Multi-State Dynamics of Contractor Green Behavior Diffusion: Modeling Evolutionary Pathways from Hesitation To Maintenance with Cellular Automata
摘要
The environmental disruption caused by engineering project construction conflicts with the green transformation goals of the construction industry. Encouraging contractors to adopt environmentally friendly behaviors is essential for promoting sustainability. The diffusion of green behaviors among contractors is driven by social networks and group interactions, with dynamic shifts in group behavior shaping the overall green transition process. This study applies a cellular automata (CA) model to simulate the dynamic diffusion process of green behaviors among contractors. Multi-state transformation rules are developed to compare the diffusion effects under various scenarios and to uncover the underlying mechanisms by which key factors influence the prevalence and diffusion rate of green behaviors. Contractors are categorized into four behavioral states: refusal, hesitation, acceptance, and maintenance.
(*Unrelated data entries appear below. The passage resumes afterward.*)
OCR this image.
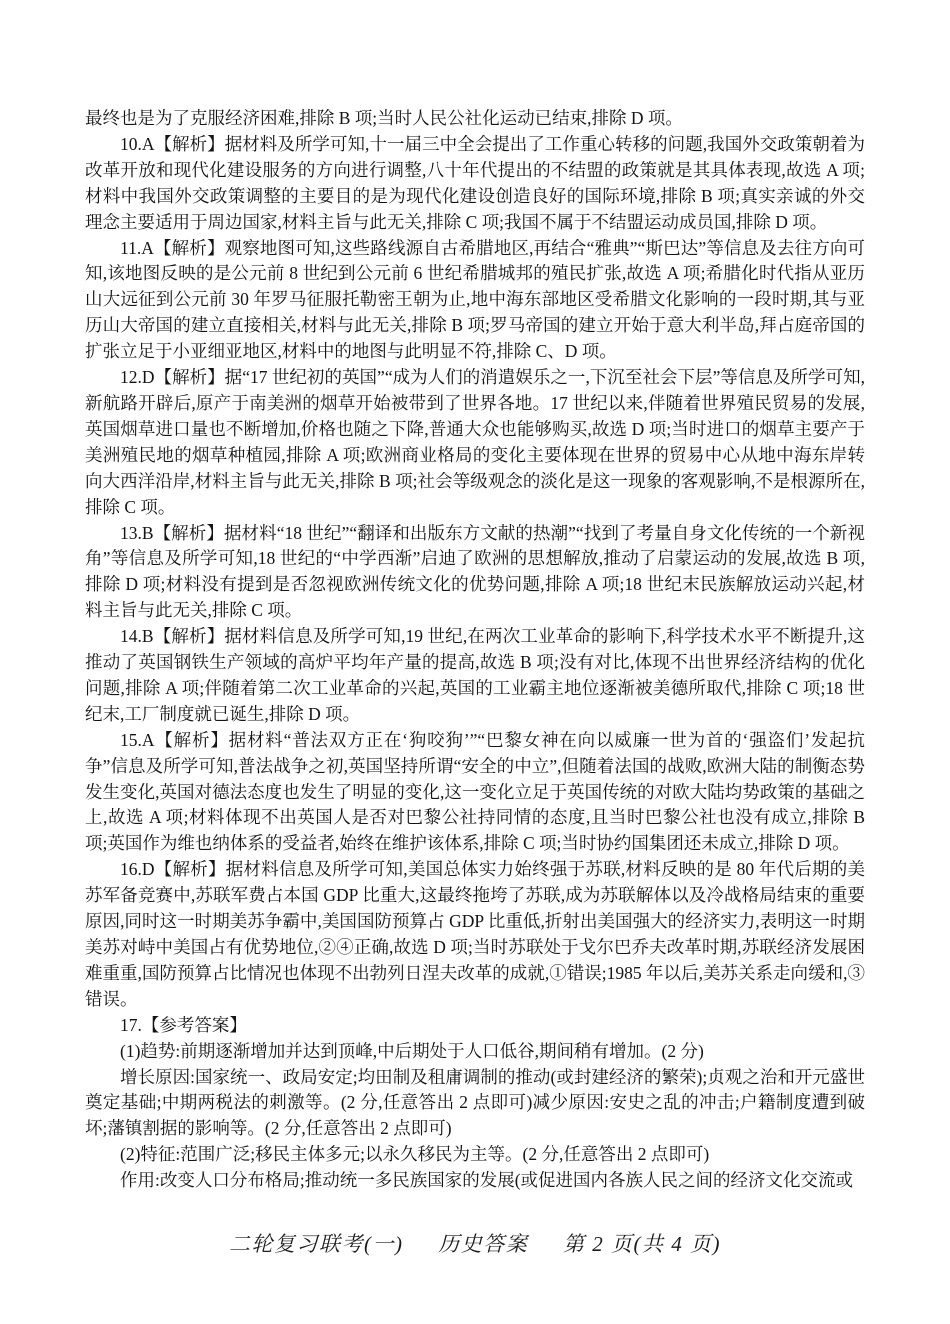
最终也是为了克服经济困难,排除 B 项;当时人民公社化运动已结束,排除 D 项。

10.A【解析】据材料及所学可知,十一届三中全会提出了工作重心转移的问题,我国外交政策朝着为改革开放和现代化建设服务的方向进行调整,八十年代提出的不结盟的政策就是其具体表现,故选 A 项;材料中我国外交政策调整的主要目的是为现代化建设创造良好的国际环境,排除 B 项;真实亲诚的外交理念主要适用于周边国家,材料主旨与此无关,排除 C 项;我国不属于不结盟运动成员国,排除 D 项。

11.A【解析】观察地图可知,这些路线源自古希腊地区,再结合“雅典”“斯巴达”等信息及去往方向可知,该地图反映的是公元前 8 世纪到公元前 6 世纪希腊城邦的殖民扩张,故选 A 项;希腊化时代指从亚历山大远征到公元前 30 年罗马征服托勒密王朝为止,地中海东部地区受希腊文化影响的一段时期,其与亚历山大帝国的建立直接相关,材料与此无关,排除 B 项;罗马帝国的建立开始于意大利半岛,拜占庭帝国的扩张立足于小亚细亚地区,材料中的地图与此明显不符,排除 C、D 项。

12.D【解析】据“17 世纪初的英国”“成为人们的消遣娱乐之一,下沉至社会下层”等信息及所学可知,新航路开辟后,原产于南美洲的烟草开始被带到了世界各地。17 世纪以来,伴随着世界殖民贸易的发展,英国烟草进口量也不断增加,价格也随之下降,普通大众也能够购买,故选 D 项;当时进口的烟草主要产于美洲殖民地的烟草种植园,排除 A 项;欧洲商业格局的变化主要体现在世界的贸易中心从地中海东岸转向大西洋沿岸,材料主旨与此无关,排除 B 项;社会等级观念的淡化是这一现象的客观影响,不是根源所在,排除 C 项。

13.B【解析】据材料“18 世纪”“翻译和出版东方文献的热潮”“找到了考量自身文化传统的一个新视角”等信息及所学可知,18 世纪的“中学西渐”启迪了欧洲的思想解放,推动了启蒙运动的发展,故选 B 项,排除 D 项;材料没有提到是否忽视欧洲传统文化的优势问题,排除 A 项;18 世纪末民族解放运动兴起,材料主旨与此无关,排除 C 项。

14.B【解析】据材料信息及所学可知,19 世纪,在两次工业革命的影响下,科学技术水平不断提升,这推动了英国钢铁生产领域的高炉平均年产量的提高,故选 B 项;没有对比,体现不出世界经济结构的优化问题,排除 A 项;伴随着第二次工业革命的兴起,英国的工业霸主地位逐渐被美德所取代,排除 C 项;18 世纪末,工厂制度就已诞生,排除 D 项。

15.A【解析】据材料“普法双方正在‘狗咬狗’”“巴黎女神在向以威廉一世为首的‘强盗们’发起抗争”信息及所学可知,普法战争之初,英国坚持所谓“安全的中立”,但随着法国的战败,欧洲大陆的制衡态势发生变化,英国对德法态度也发生了明显的变化,这一变化立足于英国传统的对欧大陆均势政策的基础之上,故选 A 项;材料体现不出英国人是否对巴黎公社持同情的态度,且当时巴黎公社也没有成立,排除 B 项;英国作为维也纳体系的受益者,始终在维护该体系,排除 C 项;当时协约国集团还未成立,排除 D 项。

16.D【解析】据材料信息及所学可知,美国总体实力始终强于苏联,材料反映的是 80 年代后期的美苏军备竞赛中,苏联军费占本国 GDP 比重大,这最终拖垮了苏联,成为苏联解体以及冷战格局结束的重要原因,同时这一时期美苏争霸中,美国国防预算占 GDP 比重低,折射出美国强大的经济实力,表明这一时期美苏对峙中美国占有优势地位,②④正确,故选 D 项;当时苏联处于戈尔巴乔夫改革时期,苏联经济发展困难重重,国防预算占比情况也体现不出勃列日涅夫改革的成就,①错误;1985 年以后,美苏关系走向缓和,③错误。

17.【参考答案】

(1)趋势:前期逐渐增加并达到顶峰,中后期处于人口低谷,期间稍有增加。(2 分)

增长原因:国家统一、政局安定;均田制及租庸调制的推动(或封建经济的繁荣);贞观之治和开元盛世奠定基础;中期两税法的刺激等。(2 分,任意答出 2 点即可)减少原因:安史之乱的冲击;户籍制度遭到破坏;藩镇割据的影响等。(2 分,任意答出 2 点即可)

(2)特征:范围广泛;移民主体多元;以永久移民为主等。(2 分,任意答出 2 点即可)

作用:改变人口分布格局;推动统一多民族国家的发展(或促进国内各族人民之间的经济文化交流或

二轮复习联考(一) 历史答案 第 2 页(共 4 页)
Those in the hesitation stage are particularly susceptible to transitioning to maintenance under the influence of both internal and external factors, with environmental attitudes playing a significant role in motivating green behavior adoption. The location and spatial distribution of contractors, the density of group states, governmental environmental policies, and individual green preferences collectively influence the diffusion process. Stochastic diffusion processes significantly accelerate behavioral adoption, while policy incentives and a higher proportion of highly motivated adopters synergistically enhance the ultimate penetration rate of green practices. This study integrates contractors’ internal conditions with external environmental influences to analyze the evolution of green behaviors. The findings provide a basis for developing intervention strategies aimed at increasing the proportion of sustained green behaviors within contractor groups and reducing the overall diffusion time, thereby enhancing the industry’s environmental performance and advancing sustainability goals.